Behind the diamond, granite is the second hardest stone in the world. Which is no doubt why it makes such an exceptional kitchen countertop. Its polish is not subject to etching by household acids, it's extremely difficult to scratch even with kitchen knives, and it can stand up to a piping hot pot fresh from your stove. But that's not to say that you shouldn't make every effort to take proper care of your new slab granite. Here are some helpful hints about things you can do to keep your countertop looking shiny and new for years to come:
The rule of thumb: let your hands be your guide. When it comes to cleaners, as a general rule you should never use anything on your granite that you wouldn't use on your own hands. Never use powdered cleansers or abrasive pads to clean stone. Even "soft scrub" type cleaners contain pumice which could potentially cause permanent damage. Also, never use any product which is acidic - which includes substances like ammonia and window cleaners.
What you should use to clean your new granite countertop is a mild, phosphate-free, biodegradable liquid dish soap which contains no aromatics. Follow up the cleaning with a thorough rinsing, and then buff it dry with a cotton, flannel, or chamois cloth.
Of course, if you want to be extra careful, there are a whole host of cleaners and sealers that are designed specifically for natural stone. Naturally, we carry these products at Colorado Carpet & Rug.
The countertop can cut it, but your knives can't. Using your granite as a cutting surface probably won't scratch your countertop, but, believe it or not, it will rather quickly dull your knives. We recommend that you always cut or chop on a wooden or plastic cutting board.
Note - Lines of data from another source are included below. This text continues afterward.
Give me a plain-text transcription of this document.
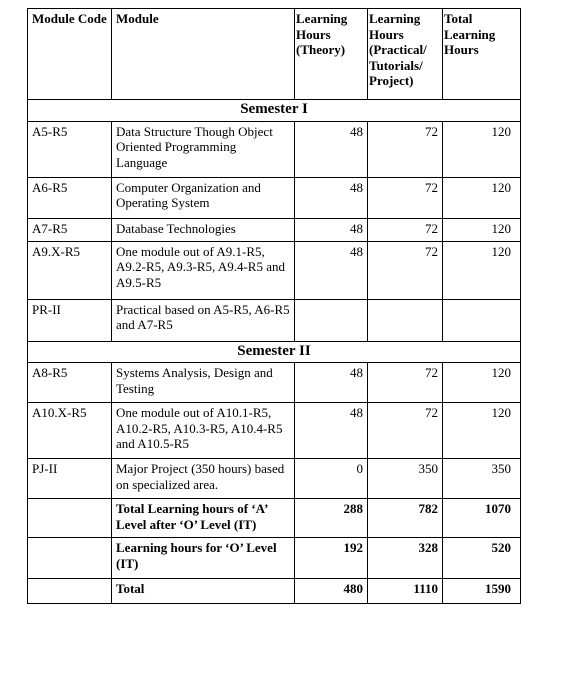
Module Code	Module	Learning Hours (Theory)	Learning Hours (Practical/ Tutorials/ Project)	Total Learning Hours
Semester I				
A5-R5	Data Structure Though Object Oriented Programming Language	48	72	120
A6-R5	Computer Organization and Operating System	48	72	120
A7-R5	Database Technologies	48	72	120
A9.X-R5	One module out of A9.1-R5, A9.2-R5, A9.3-R5, A9.4-R5 and A9.5-R5	48	72	120
PR-II	Practical based on A5-R5, A6-R5 and A7-R5			
Semester II				
A8-R5	Systems Analysis, Design and Testing	48	72	120
A10.X-R5	One module out of A10.1-R5, A10.2-R5, A10.3-R5, A10.4-R5 and A10.5-R5	48	72	120
PJ-II	Major Project (350 hours) based on specialized area.	0	350	350
	Total Learning hours of ‘A’ Level after ‘O’ Level (IT)	288	782	1070
	Learning hours for ‘O’ Level (IT)	192	328	520
	Total	480	1110	1590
It can take the heat, which is why it belongs in the kitchen. Granite was formed by a combination of extreme heat and pressure beneath the earth's surface. So in comparison, the relatively low temperatures of a still-hot pot or frying pan from the stove pose no problem whatsoever - even when placed directly on the granite. But hey, what did your countertop do to you? We still suggest using a hot pad or a trivet anyway.